Unabhängig von der Globalisierung ist der Nationalstaat inzwischen zum fast allgemein akzeptierten Modell politischer Entwicklung avanciert, auch in der Dritten Welt. Der Nationalstaat als solcher wird selten prinzipiell abgelehnt – Streit erfolgt in der Regel um seine Ausgestaltung und seinen Charakter oder um die Frage, welche ethnischen oder nationalen Gruppen ihn tragen sollen. Selbst in Fällen und Situationen, in denen ein Nationalstaat über keine Tradition und schlechte Ausgangsbedingungen verfügt, wird seine Sinnhaftigkeit selten bestritten. Für solche – seltener werdenden – Fälle wäre es sinnvoll, neu über alternative Formen politischer Organisation von Gesellschaft nachzudenken, die zumindest für eine Übergangsphase die Gefahren und das Gewaltpotenzial der Nationalstaatsbildung reduzieren helfen.

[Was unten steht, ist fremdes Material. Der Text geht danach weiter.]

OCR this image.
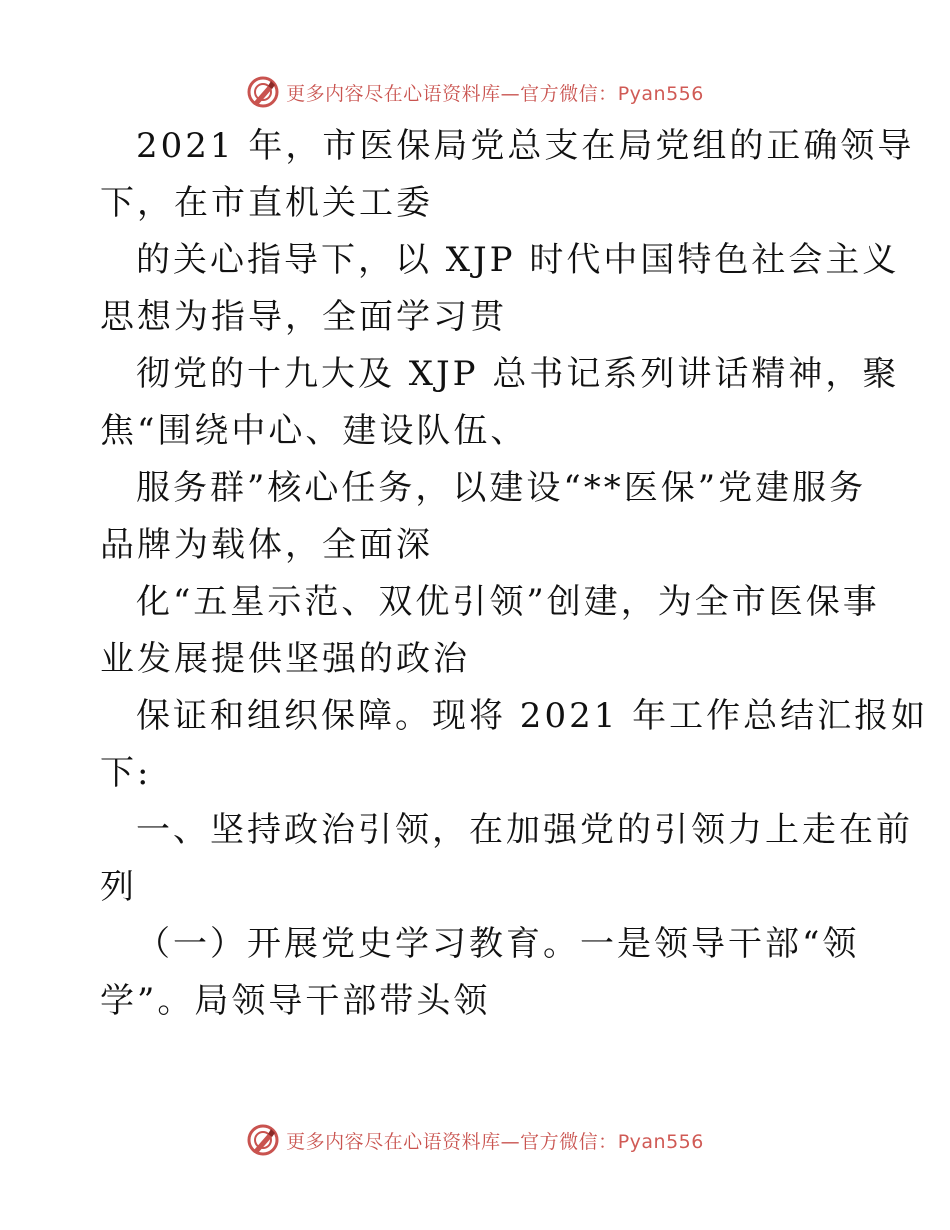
更多内容尽在心语资料库—官方微信：Pyan556

2021 年，市医保局党总支在局党组的正确领导
下，在市直机关工委

的关心指导下，以 XJP 时代中国特色社会主义
思想为指导，全面学习贯

彻党的十九大及 XJP 总书记系列讲话精神，聚
焦“围绕中心、建设队伍、

服务群”核心任务，以建设“**医保”党建服务
品牌为载体，全面深

化“五星示范、双优引领”创建，为全市医保事
业发展提供坚强的政治

保证和组织保障。现将 2021 年工作总结汇报如
下:

一、坚持政治引领，在加强党的引领力上走在前
列

（一）开展党史学习教育。一是领导干部“领
学”。局领导干部带头领

更多内容尽在心语资料库—官方微信：Pyan556
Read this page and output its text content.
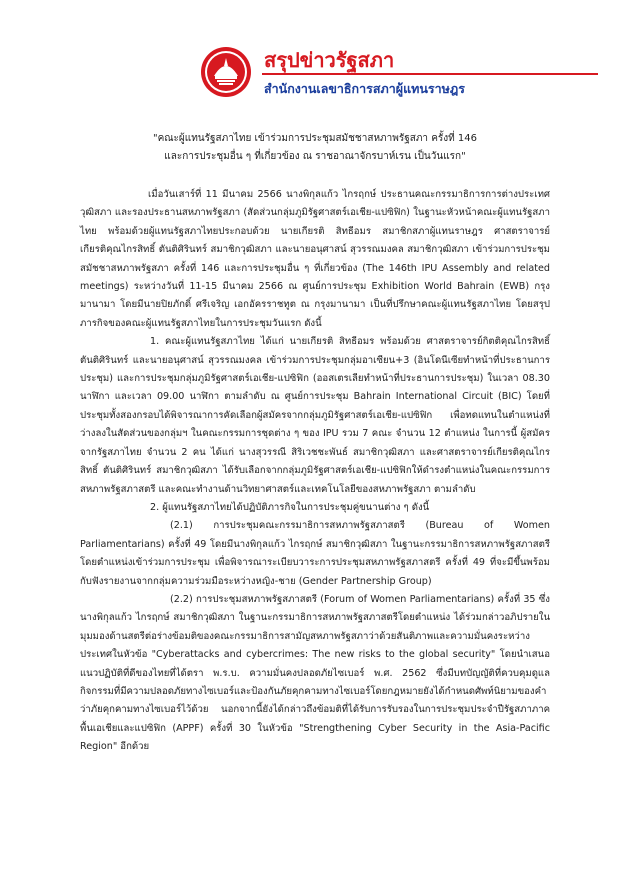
สรุปข่าวรัฐสภา
สำนักงานเลขาธิการสภาผู้แทนราษฎร
"คณะผู้แทนรัฐสภาไทย เข้าร่วมการประชุมสมัชชาสหภาพรัฐสภา ครั้งที่ 146
และการประชุมอื่น ๆ ที่เกี่ยวข้อง ณ ราชอาณาจักรบาห์เรน เป็นวันแรก"

เมื่อวันเสาร์ที่ 11 มีนาคม 2566 นางพิกุลแก้ว ไกรฤกษ์ ประธานคณะกรรมาธิการการต่างประเทศ วุฒิสภา และรองประธานสหภาพรัฐสภา (สัดส่วนกลุ่มภูมิรัฐศาสตร์เอเชีย-แปซิฟิก) ในฐานะหัวหน้าคณะผู้แทนรัฐสภาไทย พร้อมด้วยผู้แทนรัฐสภาไทยประกอบด้วย นายเกียรติ สิทธีอมร สมาชิกสภาผู้แทนราษฎร ศาสตราจารย์เกียรติคุณไกรสิทธิ์ ตันติศิรินทร์ สมาชิกวุฒิสภา และนายอนุศาสน์ สุวรรณมงคล สมาชิกวุฒิสภา เข้าร่วมการประชุมสมัชชาสหภาพรัฐสภา ครั้งที่ 146 และการประชุมอื่น ๆ ที่เกี่ยวข้อง (The 146th IPU Assembly and related meetings) ระหว่างวันที่ 11-15 มีนาคม 2566 ณ ศูนย์การประชุม Exhibition World Bahrain (EWB) กรุงมานามา โดยมีนายปิยภักดิ์ ศรีเจริญ เอกอัครราชทูต ณ กรุงมานามา เป็นที่ปรึกษาคณะผู้แทนรัฐสภาไทย โดยสรุปภารกิจของคณะผู้แทนรัฐสภาไทยในการประชุมวันแรก ดังนี้

1. คณะผู้แทนรัฐสภาไทย ได้แก่ นายเกียรติ สิทธีอมร พร้อมด้วย ศาสตราจารย์กิตติคุณไกรสิทธิ์ ตันติศิรินทร์ และนายอนุศาสน์ สุวรรณมงคล เข้าร่วมการประชุมกลุ่มอาเซียน+3 (อินโดนีเซียทำหน้าที่ประธานการประชุม) และการประชุมกลุ่มภูมิรัฐศาสตร์เอเชีย-แปซิฟิก (ออสเตรเลียทำหน้าที่ประธานการประชุม) ในเวลา 08.30 นาฬิกา และเวลา 09.00 นาฬิกา ตามลำดับ ณ ศูนย์การประชุม Bahrain International Circuit (BIC) โดยที่ประชุมทั้งสองกรอบได้พิจารณาการคัดเลือกผู้สมัครจากกลุ่มภูมิรัฐศาสตร์เอเชีย-แปซิฟิก เพื่อทดแทนในตำแหน่งที่ว่างลงในสัดส่วนของกลุ่มฯ ในคณะกรรมการชุดต่าง ๆ ของ IPU รวม 7 คณะ จำนวน 12 ตำแหน่ง ในการนี้ ผู้สมัครจากรัฐสภาไทย จำนวน 2 คน ได้แก่ นางสุวรรณี สิริเวชชะพันธ์ สมาชิกวุฒิสภา และศาสตราจารย์เกียรติคุณไกรสิทธิ์ ตันติศิรินทร์ สมาชิกวุฒิสภา ได้รับเลือกจากกลุ่มภูมิรัฐศาสตร์เอเชีย-แปซิฟิกให้ดำรงตำแหน่งในคณะกรรมการสหภาพรัฐสภาสตรี และคณะทำงานด้านวิทยาศาสตร์และเทคโนโลยีของสหภาพรัฐสภา ตามลำดับ

2. ผู้แทนรัฐสภาไทยได้ปฏิบัติภารกิจในการประชุมคู่ขนานต่าง ๆ ดังนี้

(2.1) การประชุมคณะกรรมาธิการสหภาพรัฐสภาสตรี (Bureau of Women Parliamentarians) ครั้งที่ 49 โดยมีนางพิกุลแก้ว ไกรฤกษ์ สมาชิกวุฒิสภา ในฐานะกรรมาธิการสหภาพรัฐสภาสตรีโดยตำแหน่งเข้าร่วมการประชุม เพื่อพิจารณาระเบียบวาระการประชุมสหภาพรัฐสภาสตรี ครั้งที่ 49 ที่จะมีขึ้นพร้อมกับฟังรายงานจากกลุ่มความร่วมมือระหว่างหญิง-ชาย (Gender Partnership Group)

(2.2) การประชุมสหภาพรัฐสภาสตรี (Forum of Women Parliamentarians) ครั้งที่ 35 ซึ่งนางพิกุลแก้ว ไกรฤกษ์ สมาชิกวุฒิสภา ในฐานะกรรมาธิการสหภาพรัฐสภาสตรีโดยตำแหน่ง ได้ร่วมกล่าวอภิปรายในมุมมองด้านสตรีต่อร่างข้อมติของคณะกรรมาธิการสามัญสหภาพรัฐสภาว่าด้วยสันติภาพและความมั่นคงระหว่างประเทศในหัวข้อ "Cyberattacks and cybercrimes: The new risks to the global security" โดยนำเสนอแนวปฏิบัติที่ดีของไทยที่ได้ตรา พ.ร.บ. ความมั่นคงปลอดภัยไซเบอร์ พ.ศ. 2562 ซึ่งมีบทบัญญัติที่ควบคุมดูแลกิจกรรมที่มีความปลอดภัยทางไซเบอร์และป้องกันภัยคุกคามทางไซเบอร์โดยกฎหมายยังได้กำหนดศัพท์นิยามของคำว่าภัยคุกคามทางไซเบอร์ไว้ด้วย นอกจากนี้ยังได้กล่าวถึงข้อมติที่ได้รับการรับรองในการประชุมประจำปีรัฐสภาภาคพื้นเอเชียและแปซิฟิก (APPF) ครั้งที่ 30 ในหัวข้อ "Strengthening Cyber Security in the Asia-Pacific Region" อีกด้วย
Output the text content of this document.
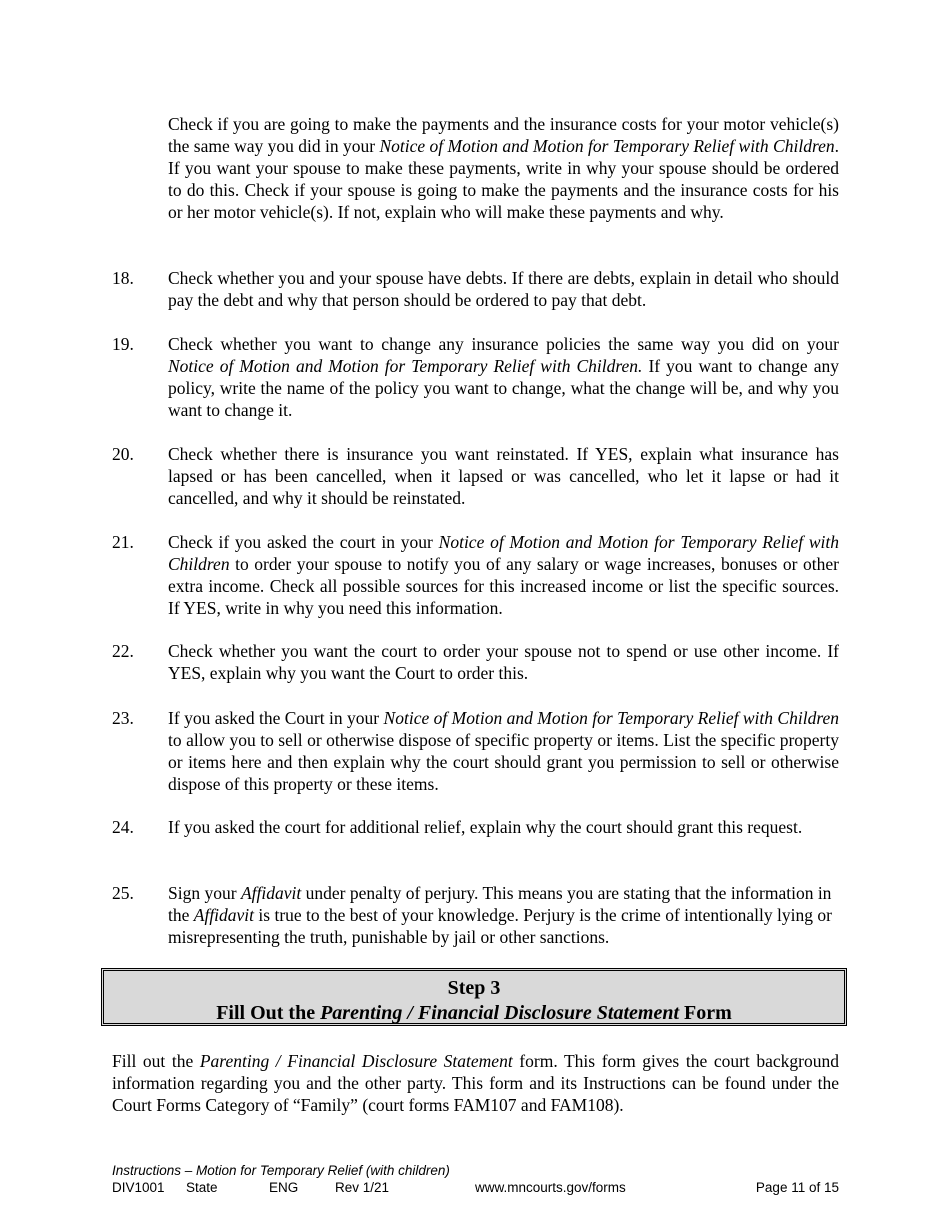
Check if you are going to make the payments and the insurance costs for your motor vehicle(s) the same way you did in your Notice of Motion and Motion for Temporary Relief with Children. If you want your spouse to make these payments, write in why your spouse should be ordered to do this. Check if your spouse is going to make the payments and the insurance costs for his or her motor vehicle(s). If not, explain who will make these payments and why.
18. Check whether you and your spouse have debts. If there are debts, explain in detail who should pay the debt and why that person should be ordered to pay that debt.
19. Check whether you want to change any insurance policies the same way you did on your Notice of Motion and Motion for Temporary Relief with Children. If you want to change any policy, write the name of the policy you want to change, what the change will be, and why you want to change it.
20. Check whether there is insurance you want reinstated. If YES, explain what insurance has lapsed or has been cancelled, when it lapsed or was cancelled, who let it lapse or had it cancelled, and why it should be reinstated.
21. Check if you asked the court in your Notice of Motion and Motion for Temporary Relief with Children to order your spouse to notify you of any salary or wage increases, bonuses or other extra income. Check all possible sources for this increased income or list the specific sources. If YES, write in why you need this information.
22. Check whether you want the court to order your spouse not to spend or use other income. If YES, explain why you want the Court to order this.
23. If you asked the Court in your Notice of Motion and Motion for Temporary Relief with Children to allow you to sell or otherwise dispose of specific property or items. List the specific property or items here and then explain why the court should grant you permission to sell or otherwise dispose of this property or these items.
24. If you asked the court for additional relief, explain why the court should grant this request.
25. Sign your Affidavit under penalty of perjury. This means you are stating that the information in the Affidavit is true to the best of your knowledge. Perjury is the crime of intentionally lying or misrepresenting the truth, punishable by jail or other sanctions.
Step 3
Fill Out the Parenting / Financial Disclosure Statement Form
Fill out the Parenting / Financial Disclosure Statement form. This form gives the court background information regarding you and the other party. This form and its Instructions can be found under the Court Forms Category of “Family” (court forms FAM107 and FAM108).
Instructions – Motion for Temporary Relief (with children)
DIV1001 State	ENG	Rev 1/21	www.mncourts.gov/forms	Page 11 of 15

Der modische Begriff der failed states beruht darauf, die Existenz funktionierender Nationalstaaten als Norm und Selbstverständlichkeit vorauszusetzen, und gescheiterte oder schwer krisenhafte Versuche solcher Staatsbildung als Ursache von Gewalt, Fragmentierung, Ethnisierung und Krieg zu unterstellen – wenn auch oft nur implizit. Dies ist nicht immer zutreffend, da so der oft krisenhafte Charakter von Nationalstaatsbildung bereits als Scheitern interpretiert wird und zugleich die Gefahr besteht, Ursachen und Wirkungen zu verwechseln. In bestimmten Kontexten und unter bestimmten Bedingungen kann ja gerade die Staatsbildung oder ein konkretes Nation-Building Projekt Gewalt fördern oder auslösen oder ethnische Identitäten stärken und so die Fragmentierung erst verfestigen.
In diesem Kontext spielt die Verbindung von Staatsbildung und Globalisierung eine entscheidende Rolle. Die Globalisierung, zumindest in ihrer konkreten, neo-liberalen Ausgestaltung, öffnet die Märkte und sorgt für mehr Konkurrenz, sowohl zwischen den Akteuren des Nordens, aber auch zwischen Nord und Süd. Wenn allerdings effiziente internationale Konzerne der Industriestaaten mit schwachen Wirtschaftssektoren der Dritten Welt konkurrieren, wenn die Wirtschaftsstruktur der Entwicklungsländer ohne Rücksicht auf die internen Folgen auf die Exportbereiche umstrukturiert wird oder durch Strukturanpassungsprogramme von Weltbank und IWF die soziale Infrastruktur und die Staatsapparate selbst zurückgeschnitten werden, dann ist Globalisierung keine bedeutungslose neue Regelsetzung, sondern eine, die interne Spannungen in geschwächten Gesellschaften verschärft. Wenn ein fragmentiertes Land der Dritten Welt ohnehin am Rande einer krisenhaften Entwicklung balanciert und seine Staatlichkeit prekär ist oder wird, können zusätzliche externe Belastungen eine Krise oder Gewaltspirale auslösen und zur Auflösung oder Zusammenbruch des Staatsapparat führen. Insofern stellt die Globalisierung nicht die einzige oder auch nur zentrale Ursache der Fragmentierung von Gesellschaften und des Zusammenbruchs staatlicher Strukturen dar, bildet aber einen höchst wichtigsten Faktor, der bereits bestehende Strukturschwächen und Konfliktpotenziale entscheidend verschärfen kann.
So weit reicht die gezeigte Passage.